OPINION OF THE COURT
Buckley, P.J.This is a personal injury action in which plaintiffs seek damages resulting from Mrs. Zambrana’s fall between two subway cars onto tracks where she was run over by a train. While the notice of claim informed defendant, the New York City Transit Authority (TA), that its liability was specifically based on ignoring Mrs. Zambrana’s pleas to stop the train or failing to properly check the tracks, the IAS court denied TA’s motion for summary judgment to dismiss based on either TA’s failure to equip its subway trains with securely fastened accordion gates or better safety chains (which would presumably prevent or impede passengers from falling while moving between cars) or TA’s decision to not lock doors (which would prevent passengers from exiting any car at either end).
Whichever theory is advanced, however, the claim is defeated by the fact that the criminal acts of an unknown assailant were the sole proximate cause of Mrs.

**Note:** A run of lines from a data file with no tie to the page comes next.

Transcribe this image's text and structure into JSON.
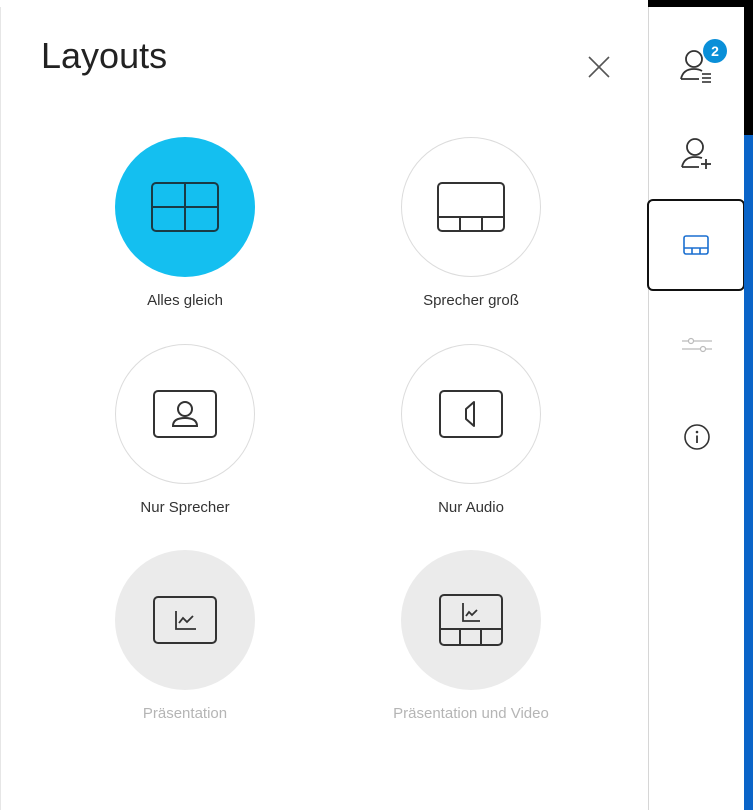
{
  "panel": {
    "title": "Layouts",
    "options": [
      {
        "label": "Alles gleich",
        "icon": "grid-layout-icon",
        "state": "active"
      },
      {
        "label": "Sprecher groß",
        "icon": "speaker-large-layout-icon",
        "state": "default"
      },
      {
        "label": "Nur Sprecher",
        "icon": "speaker-only-layout-icon",
        "state": "default"
      },
      {
        "label": "Nur Audio",
        "icon": "audio-only-layout-icon",
        "state": "default"
      },
      {
        "label": "Präsentation",
        "icon": "presentation-layout-icon",
        "state": "disabled"
      },
      {
        "label": "Präsentation und Video",
        "icon": "presentation-video-layout-icon",
        "state": "disabled"
      }
    ]
  },
  "rail": {
    "participants_badge": "2",
    "items": [
      {
        "icon": "participants-list-icon"
      },
      {
        "icon": "add-participant-icon"
      },
      {
        "icon": "layout-icon",
        "selected": true
      },
      {
        "icon": "settings-sliders-icon",
        "disabled": true
      },
      {
        "icon": "info-icon"
      }
    ]
  },
  "colors": {
    "accent": "#14bff0",
    "disabled_bg": "#ebebeb",
    "badge": "#0a8fd8",
    "edge_blue": "#0a64c8"
  }
}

Zambrana’s fall from the train (see Clinger v New York City Tr. Auth., 85 NY2d 957, 959 [1995], revg 201 AD2d 236 [1994]). As Justice Sullivan suggested, dissenting in Clinger (201 AD2d at 243), finding proximate cause in any of defendant’s acts or omissions would be too “speculative,” particularly where there is no “special relationship” between the defendant and the injured party (see Weiner v Metropolitan Transp. Auth., 55 NY2d 175, 182 [1982] [“specific act” which caused injury determines liability]; Santiago v New York City Hous. Auth., 63 NY2d 761 [1984] [even with preexisting negligence, intentional tortious acts can supersede]). The acts which produced Mrs. Zambrana’s injuries were the direct result of her assailant’s theft of her handbag and dragging her out of the car. The safety features which plaintiffs claim TA should have employed would protect passengers who voluntarily ambulate, not individuals who are the victims of a criminal act. Imposing liability on this defendant for the “novel or extraordi*25nary” acts of plaintiffs assailant would be to go beyond any risk that could have been reasonably perceived (Palsgraf v Long Is. R.R. Co., 248 NY 339, 346 [1928]).

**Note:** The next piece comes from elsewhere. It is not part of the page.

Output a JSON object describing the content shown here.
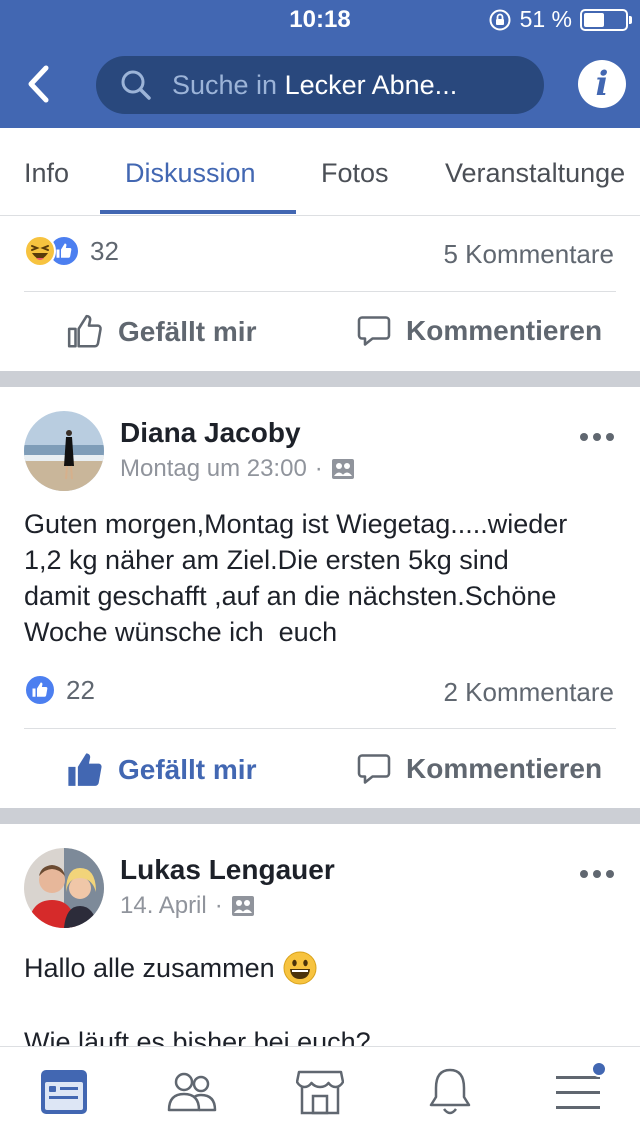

With respect to plaintiffs’ assertion that TA is aware of injuries resulting from passengers who move between cars while a train is moving, a conscious decision on the part of TA to keep car doors unlocked and to afford a ready means of escape is a valid governmental policy choice concerning the dangers posed to riders who might become trapped below ground as the result of a mishap, as opposed to the danger that a passenger might be injured as a result of voluntarily moving between cars. Inasmuch as TA “has ‘entertained and passed on the very same question of risk’ that plaintiff would put to a jury, and has adopted a policy with respect thereto that has a ‘reasonable basis’ in safety and efficiency considerations,” TA’s decision is protected by the doctrine of governmental qualified immunity (DeLeon v New York City Tr. Auth., 305 AD2d 227, 228 [2003], quoting Weiss v Fote, 7 NY2d 579, 588, 589 [1960]). Indeed, the Second Department has already found that TA’s determination whether or not to lock the doors of subway cars is a governmental safety decision subject to the qualified immunity doctrine (see McCord v City of New York, 298 AD2d 438 [2002]).
Accordingly, the order of the Supreme Court, New York County (Robert D. Lippmann, J.), entered August 11, 2003, which denied defendant’s motion for summary judgment, should be reversed, on the law, without costs, and the motion granted. The Clerk is directed to enter judgment in favor of defendant dismissing the complaint.
Lerner, Friedman, Sweeny and Catterson, JJ., concur.
Order, Supreme Court, New York County, entered August 11, 2003, reversed, on the law, without costs, and the motion for summary judgment granted. The Clerk is directed to enter judgment in favor of defendant dismissing the complaint.